Знаю точно, только не  смерть  еще  сотен  и  даже  тысяч боевиков. Ведь смерть одних еще никогда не воскрешала других.
Я, как мог, заглушал в себе это чувство вины перед погибшими. Помогал, чем мог, Аркашиной семье, пока его жена и сын  Сашка  столкнулись  с  первыми  трудностями. Пока сын Аркадия Волкова был маленьким, я рассказывал ему об отце как о герое-интернационалисте.
Но скоро  Сашка  повзрослеет  и  спросит  меня, зачем  мы  были там? Что  я  ему  отвечу, еще не знаю, но я готовлюсь заранее к этому вопросу. Ведь  рано  или  поздно  на  него  нужно  ответить  именно нам, "афганцам", не только Сашке, но и всему народу.
Помогал семьям погибших, которых у нас в городе не меньше ста. В этом  находил  хоть  и маленькую, но отраду. Ведь долги надо возвращать.
Со временем, когда мне уже казалось, что Афганистан уже понемногу забывается, начали снится кошмары.
Я почему-то  один с автоматом на какой-то высотке. На меня движутся молчаливые моджахеды.
Я стреляю  в  них. Вижу даже, как трассы пересекаются с их телами. А они почему-то не падают. Все идут и идут на меня, оскалившись в молчаливом крике.
Я вставляю последний магазин, стараюсь стрелять одиночными, экономлю каждый патрон, а они идут и идут. Можно уже разглядеть их расширенные то ли от злости, то ли от ужаса глаза, слышу их шумное  дыхание.
От ужасной мысли о том, что нападающие и в самом деле  бесплотные  духи, которые  вот сейчас начнут хватать меня своими огромными ручищами, у меня волосы стали дыбом.
Мелькает мысль  бежать. Но  сзади  пропасть, бездонная  и  мрачная. Через мгновение душманы будут надо мной, что делать? Вдруг я  замечаю небольшую расселину, рассекающую скалу. Я ползу туда, осторожно и в то же время торопливо начинаю туда спускаться. Нащупываю  ногой какую-то  вмятину, опираюсь  на нее. В этот момент чувствую, как враги занесли над моей головой  приклады, я в страхе дергаюсь и срываюсь.

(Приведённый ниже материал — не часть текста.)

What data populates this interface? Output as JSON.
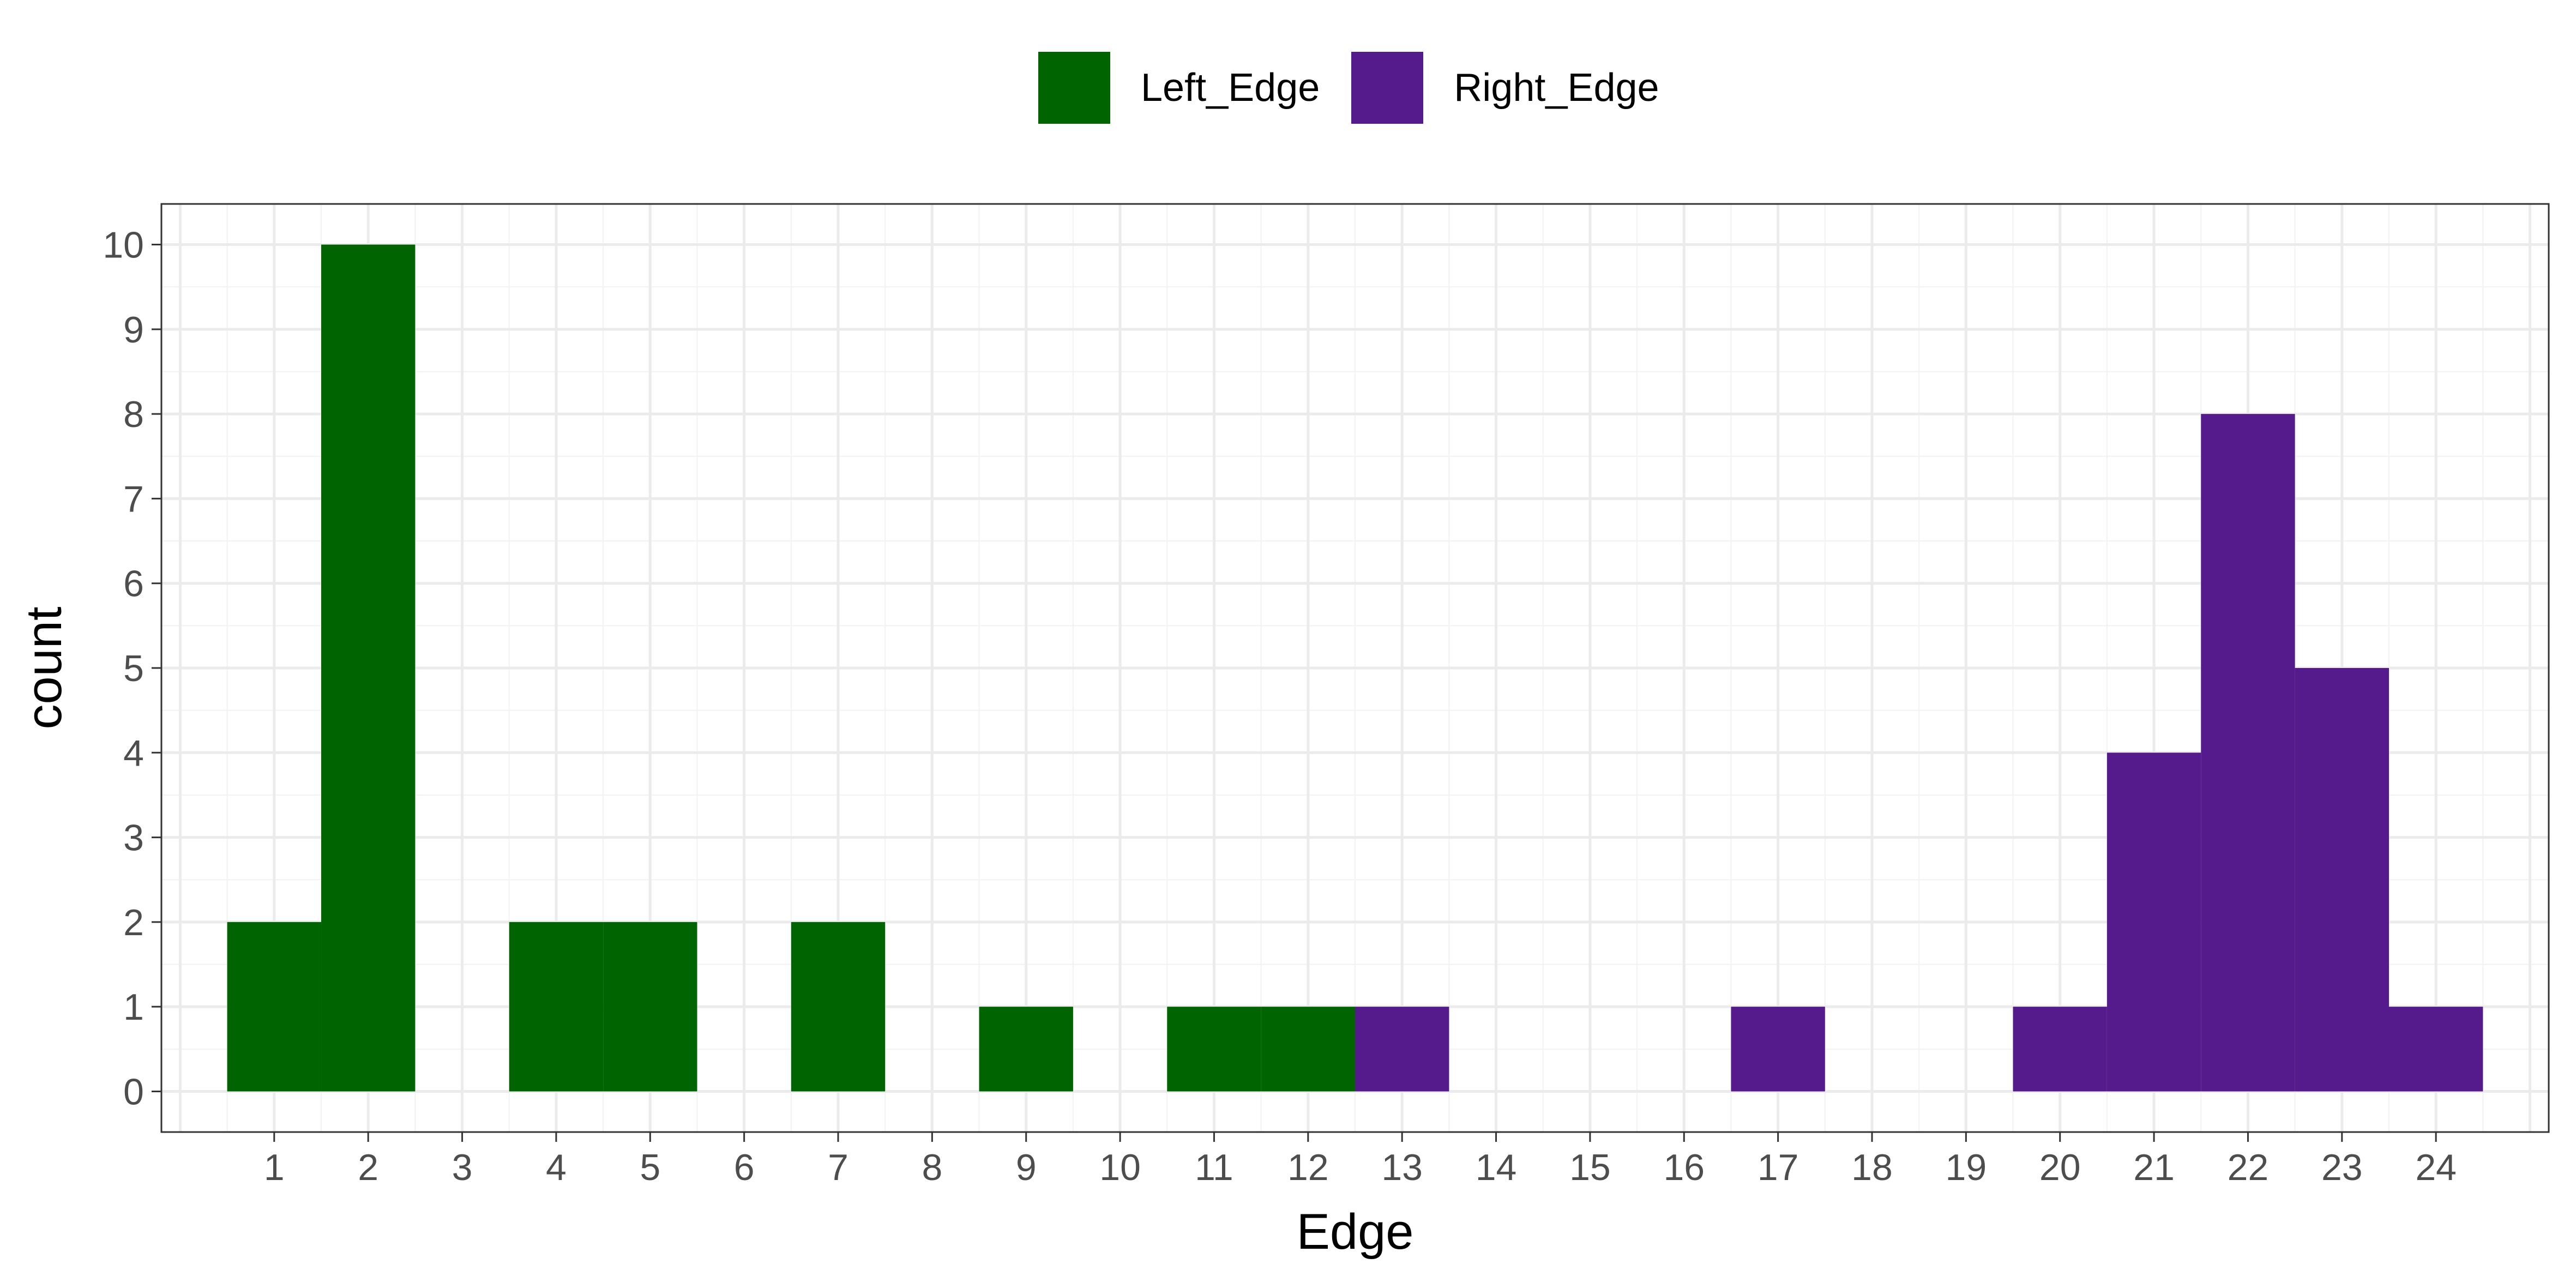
{
  "legend": {
    "items": [
      {
        "label": "Left_Edge",
        "color": "#006400"
      },
      {
        "label": "Right_Edge",
        "color": "#551A8B"
      }
    ]
  },
  "chart_data": {
    "type": "bar",
    "xlabel": "Edge",
    "ylabel": "count",
    "xlim": [
      -0.2,
      25.2
    ],
    "ylim": [
      -0.48,
      10.48
    ],
    "x_ticks": [
      1,
      2,
      3,
      4,
      5,
      6,
      7,
      8,
      9,
      10,
      11,
      12,
      13,
      14,
      15,
      16,
      17,
      18,
      19,
      20,
      21,
      22,
      23,
      24
    ],
    "y_ticks": [
      0,
      1,
      2,
      3,
      4,
      5,
      6,
      7,
      8,
      9,
      10
    ],
    "grid": true,
    "legend_position": "top",
    "series": [
      {
        "name": "Left_Edge",
        "color": "#006400",
        "x": [
          1,
          2,
          4,
          5,
          7,
          9,
          11,
          12
        ],
        "values": [
          2,
          10,
          2,
          2,
          2,
          1,
          1,
          1
        ]
      },
      {
        "name": "Right_Edge",
        "color": "#551A8B",
        "x": [
          13,
          17,
          20,
          21,
          22,
          23,
          24
        ],
        "values": [
          1,
          1,
          1,
          4,
          8,
          5,
          1
        ]
      }
    ]
  }
}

С воплем "А-а-а..." просыпаюсь.
Так повторялось довольно-таки часто.
К кому я только не обращался.
Не помню, кто  посоветовал  мне  не  держать  в  себе Афганский груз, больше  рассказывать  о  том, что  испытал  там  своим  друзьям. Друзья  мои  рассказы встречали с недоверием. Ведь многое из того, о чем я говорил, они слышали впервые. Привычка обо всем судить  с подачи средств массовой информации преодолевалась с трудом.
Я, не обращая внимания на скептическую реакцию  друзей, старался выговорится.
Признаться, это помогло. Кошмары стали реже, и вскоре я  перестал летать во сне.
С трудом добившись более или менее духовного комфорта, я столкнулся с массой чисто служебных проблем. Раньше, после училища, я многих из них
почему-то  не  замечал  или  считал, что  так  и  должно быть. После  Афганистана  все  они почему-то начали приобретать для меня принципиальное, даже какое-то жизненное значение.
На войне все было достаточно просто. Вот враг, в него стреляй. Вот друг, его выручай. Да и все мы, наверное, были чище, честней, именно в экстремальных ситуациях каждый из нас, словно счищал с себя шелуху жизненных приобретений и становился самим собой. Если  солдат или офицер стремился во время боя спрятаться за спину других, то ему не глядя на форму и количество  звезд, говорили в глаза - ты трус.